Marco Granelli: "Abbiamo deciso di fare una sperimentazione per andare incontro a una necessità: così si regolarizza una situazione mettendo in sicurezza le persone".

MILAN, ITALY - DECEMBER 09: A general view of Via Brera with Christmas Lights on December 9, 2008 in Milan. (Photo by Vittorio Zunino Celotto/Getty Images)

Milano si rivolge ai ciclisti, e lo fa con il fiore all'occhiello di via Brera. Cosa intendiamo? Di una strada a senso unico sulla quale i ciclisti potranno circolare in entrambi i sensi. Un'idea che, nel futuro prossimo vuole espandersi nei tratti tra via del Carmine e via dell'Orso come riporta La Repubblica.

Una sperimentazione dunque questa di via Brera, ovviamente permessa dalla legge. Lo scorso martedi sono stati installati i cartelli, oltre alla segnaletica sul manto stradale con striscia bianca tratteggiata, a sottolineare come la strada rimanga a senso unico ad eccezione dei velocipedi.

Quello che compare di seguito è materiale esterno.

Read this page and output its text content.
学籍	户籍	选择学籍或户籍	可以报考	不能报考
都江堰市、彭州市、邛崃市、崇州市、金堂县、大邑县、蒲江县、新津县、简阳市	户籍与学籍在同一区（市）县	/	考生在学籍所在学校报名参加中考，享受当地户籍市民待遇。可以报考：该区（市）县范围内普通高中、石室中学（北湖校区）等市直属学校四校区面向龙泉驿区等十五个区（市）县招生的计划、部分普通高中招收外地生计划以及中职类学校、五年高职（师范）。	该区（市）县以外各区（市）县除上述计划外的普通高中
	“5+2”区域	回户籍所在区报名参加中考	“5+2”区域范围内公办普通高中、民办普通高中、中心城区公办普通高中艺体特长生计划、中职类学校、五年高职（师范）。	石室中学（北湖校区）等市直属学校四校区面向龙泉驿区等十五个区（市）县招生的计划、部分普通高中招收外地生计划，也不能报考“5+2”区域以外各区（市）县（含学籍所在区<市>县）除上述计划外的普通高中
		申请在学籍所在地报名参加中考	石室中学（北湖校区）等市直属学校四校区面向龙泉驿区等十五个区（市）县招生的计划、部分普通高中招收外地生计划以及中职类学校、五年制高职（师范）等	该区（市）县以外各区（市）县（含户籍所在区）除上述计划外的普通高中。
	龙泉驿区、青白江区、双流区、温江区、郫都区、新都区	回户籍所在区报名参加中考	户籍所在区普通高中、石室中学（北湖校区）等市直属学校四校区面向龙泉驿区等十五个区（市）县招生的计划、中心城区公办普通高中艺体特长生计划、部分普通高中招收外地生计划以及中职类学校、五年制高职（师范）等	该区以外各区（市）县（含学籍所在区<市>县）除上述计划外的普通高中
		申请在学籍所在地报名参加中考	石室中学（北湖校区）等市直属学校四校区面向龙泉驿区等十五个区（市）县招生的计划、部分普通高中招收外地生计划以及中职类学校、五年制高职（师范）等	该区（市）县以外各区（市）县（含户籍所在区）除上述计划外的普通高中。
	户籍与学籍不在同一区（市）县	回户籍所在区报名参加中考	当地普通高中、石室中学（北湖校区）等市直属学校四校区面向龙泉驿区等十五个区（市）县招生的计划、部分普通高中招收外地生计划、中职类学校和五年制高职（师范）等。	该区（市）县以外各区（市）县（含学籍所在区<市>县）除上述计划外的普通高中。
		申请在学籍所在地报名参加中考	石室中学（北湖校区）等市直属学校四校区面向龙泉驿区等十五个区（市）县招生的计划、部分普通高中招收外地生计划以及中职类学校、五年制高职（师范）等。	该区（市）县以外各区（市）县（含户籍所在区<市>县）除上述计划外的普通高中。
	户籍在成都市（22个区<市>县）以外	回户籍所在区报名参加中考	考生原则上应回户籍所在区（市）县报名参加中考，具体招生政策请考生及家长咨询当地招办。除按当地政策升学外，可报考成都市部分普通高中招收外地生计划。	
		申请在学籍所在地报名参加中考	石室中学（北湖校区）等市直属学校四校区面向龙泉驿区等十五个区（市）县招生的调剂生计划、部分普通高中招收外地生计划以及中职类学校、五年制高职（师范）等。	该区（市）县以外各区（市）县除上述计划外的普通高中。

E' da sottolineare come però, questa di via Brera sia un'eccezione, una sperimentazione effettuata sulla base della larghezza della carreggiata e sul pochissimo traffico analizzato dagli esperti di Amat, l'agenzia per la mobilità e l'ambiente. Uno studio che, in questo caso, ha rilevato come nel corso della giornata, l'80% dei passaggi in quel tratto è fatto dai pedoni, il 14% dalle biciclette ed il resto da auto e moto in direzione consentita.

Inoltre, a via Brera vi è il limite della velocità a 30 km/h. Su queste basi è stata firmata l'ordinanza dall'assessore Marco Granelli. Lo stesso ha riferito come via Brera sia "una strada dove c'è molto flusso di pedoni e ciclisti. Abbiamo deciso di fare una sperimentazione per andare incontro a una necessità: così si regolarizza una situazione mettendo in sicurezza le persone. In questo modo si favorisce la continuità dei percorsi ciclabili e i collegamenti radiali centro-periferia: in particolare in via Verdi è già presente una pista ciclabile a senso unico verso la periferia".

Il pensiero va ad una eventuale pericolosità della questione. "Non è pericoloso - ha voluto riferire e puntualizzare la presidente milanese di Fiab-Ciclobby, Guia Biscaro- l'hanno fatto a Reggio Emilia quando Delrio era sindaco, oltre le Alpi è una prassi normale e talvolta senza i limiti di larghezza come a Bordeaux e a Londra. L'automobilista in certi casi addirittura si ferma per far passare quando la strada è stretta. Non sono stati rilevati più incidenti."